Met Mary and her three at Kentish Town tube. My boy and her eldest rebonding with the same ease that they bonded in the first place back in 2003.

At Lincolns Inn the crowd had formed and the memory of the Big Issue's charity walk came back - here was the spot we'd been given sparklers marking the nth mile that night!

I saw Local Labour councillor and Dad in the Playground who leads the council. I wanted to go over, tap him on the shoulder, tell him my eviction was imminent. Do something. I held back, there was no room for my frustration with a man who was at this moment on my side.

As we marched, banners in hand, chanting, Mary and I having met the others and constantly accounting for our eight children, people returning from work stopped and stared at us from the other side of the road. People on the top deck of buses took photos, others on the bottom waved and smiled.

We positioned ourselves next to the Downing Street entrance and fed the children. The police double backed pushing the crowd. It looked as though they were inciting violence as they cocooned the protesters but as Jab pointed out, they were moving them along to let the traffic pass on our side of the road.

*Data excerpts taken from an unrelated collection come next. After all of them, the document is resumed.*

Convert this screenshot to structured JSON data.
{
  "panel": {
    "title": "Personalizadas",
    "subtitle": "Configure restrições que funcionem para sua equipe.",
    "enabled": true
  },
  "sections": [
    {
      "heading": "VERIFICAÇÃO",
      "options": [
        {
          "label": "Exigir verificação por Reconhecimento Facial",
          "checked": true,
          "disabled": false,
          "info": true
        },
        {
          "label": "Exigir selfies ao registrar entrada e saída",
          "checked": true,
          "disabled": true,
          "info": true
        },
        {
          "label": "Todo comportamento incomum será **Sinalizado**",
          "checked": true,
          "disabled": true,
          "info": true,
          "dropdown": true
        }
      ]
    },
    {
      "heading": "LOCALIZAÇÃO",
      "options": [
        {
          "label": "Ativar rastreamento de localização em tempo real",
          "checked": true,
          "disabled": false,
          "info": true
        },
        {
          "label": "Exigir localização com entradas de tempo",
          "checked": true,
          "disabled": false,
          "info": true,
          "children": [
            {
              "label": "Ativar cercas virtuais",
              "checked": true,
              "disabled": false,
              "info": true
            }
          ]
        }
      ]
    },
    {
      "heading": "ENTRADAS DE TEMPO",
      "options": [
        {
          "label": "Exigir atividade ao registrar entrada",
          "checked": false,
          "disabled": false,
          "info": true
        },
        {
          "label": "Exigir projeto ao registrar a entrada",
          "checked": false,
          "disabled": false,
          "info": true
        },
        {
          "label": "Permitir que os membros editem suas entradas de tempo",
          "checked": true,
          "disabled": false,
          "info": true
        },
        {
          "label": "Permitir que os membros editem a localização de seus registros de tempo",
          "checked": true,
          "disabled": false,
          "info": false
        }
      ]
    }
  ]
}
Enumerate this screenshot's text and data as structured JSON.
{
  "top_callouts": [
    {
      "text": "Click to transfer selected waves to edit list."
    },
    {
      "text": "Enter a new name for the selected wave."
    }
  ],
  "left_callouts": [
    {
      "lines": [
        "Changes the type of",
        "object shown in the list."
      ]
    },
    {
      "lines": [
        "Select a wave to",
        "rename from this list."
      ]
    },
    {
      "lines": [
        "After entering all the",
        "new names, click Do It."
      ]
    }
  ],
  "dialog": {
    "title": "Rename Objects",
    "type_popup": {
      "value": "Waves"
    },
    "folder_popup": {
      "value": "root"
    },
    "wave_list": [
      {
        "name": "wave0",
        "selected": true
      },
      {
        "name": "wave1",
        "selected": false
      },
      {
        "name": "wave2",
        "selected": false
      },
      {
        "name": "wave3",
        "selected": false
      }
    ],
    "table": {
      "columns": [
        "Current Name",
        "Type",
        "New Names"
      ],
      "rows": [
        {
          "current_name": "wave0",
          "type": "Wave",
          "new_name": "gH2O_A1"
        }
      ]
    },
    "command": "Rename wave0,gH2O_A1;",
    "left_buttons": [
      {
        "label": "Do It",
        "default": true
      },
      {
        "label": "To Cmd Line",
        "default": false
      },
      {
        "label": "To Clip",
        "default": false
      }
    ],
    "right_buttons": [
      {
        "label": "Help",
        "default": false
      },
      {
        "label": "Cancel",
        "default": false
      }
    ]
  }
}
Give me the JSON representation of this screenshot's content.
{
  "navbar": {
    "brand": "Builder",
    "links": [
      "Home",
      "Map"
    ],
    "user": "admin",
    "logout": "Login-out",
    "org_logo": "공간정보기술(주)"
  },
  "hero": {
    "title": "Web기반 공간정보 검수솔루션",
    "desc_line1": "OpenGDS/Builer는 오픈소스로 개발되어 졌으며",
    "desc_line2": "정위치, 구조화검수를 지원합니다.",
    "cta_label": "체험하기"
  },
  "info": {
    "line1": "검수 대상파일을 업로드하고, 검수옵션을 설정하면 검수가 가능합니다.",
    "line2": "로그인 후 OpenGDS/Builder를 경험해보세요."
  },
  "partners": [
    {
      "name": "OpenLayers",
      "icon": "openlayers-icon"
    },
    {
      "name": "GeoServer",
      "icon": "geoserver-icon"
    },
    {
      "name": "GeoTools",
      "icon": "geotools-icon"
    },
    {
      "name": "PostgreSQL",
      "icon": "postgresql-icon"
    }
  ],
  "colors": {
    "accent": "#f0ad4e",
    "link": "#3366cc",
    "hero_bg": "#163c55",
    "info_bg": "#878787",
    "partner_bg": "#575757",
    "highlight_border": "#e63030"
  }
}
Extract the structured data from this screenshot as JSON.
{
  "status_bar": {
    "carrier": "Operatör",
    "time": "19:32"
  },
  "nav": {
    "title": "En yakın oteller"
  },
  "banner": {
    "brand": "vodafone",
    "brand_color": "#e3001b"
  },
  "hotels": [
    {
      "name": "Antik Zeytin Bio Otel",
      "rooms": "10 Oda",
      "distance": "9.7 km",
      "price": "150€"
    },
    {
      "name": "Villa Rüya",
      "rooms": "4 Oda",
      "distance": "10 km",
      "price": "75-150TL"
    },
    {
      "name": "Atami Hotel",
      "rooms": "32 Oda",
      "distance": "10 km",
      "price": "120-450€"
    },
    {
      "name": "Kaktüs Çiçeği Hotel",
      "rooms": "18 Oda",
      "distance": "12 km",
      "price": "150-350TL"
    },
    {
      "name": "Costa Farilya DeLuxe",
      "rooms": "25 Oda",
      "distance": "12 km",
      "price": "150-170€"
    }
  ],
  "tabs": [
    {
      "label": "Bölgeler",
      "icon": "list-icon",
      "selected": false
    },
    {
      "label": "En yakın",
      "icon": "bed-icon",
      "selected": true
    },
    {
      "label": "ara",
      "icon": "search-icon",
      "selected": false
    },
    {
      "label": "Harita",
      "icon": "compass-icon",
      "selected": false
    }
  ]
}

Someone threw a flare towards No 10 but no-one charged the barricades, as one man had warned us, slow close our kids were to the police lining the Gates of Treachery.

Speeches to the empowerment of the people, our working rights. The protection of our National Health Service, slowly being infiltrated by Private competitors. Housing and the thousands that will be made homeless. Cheers and claps for these voices that articulate our fears and desires.

Many, many thanks goes to Caroline Lucas MP. The Green Party leader was the only front bench MP to come out of the commons and vocally empathise with us.

We took the bus home, the children still waving their NUT flags.

For you children, we want change for you, to safeguard you from the cradle to the grave.

I'd been listening to Kaiser Chiefs earlier. They predict a riot. I do predict one too, but this protest was pregnant with hope.

It's not too late for positive change.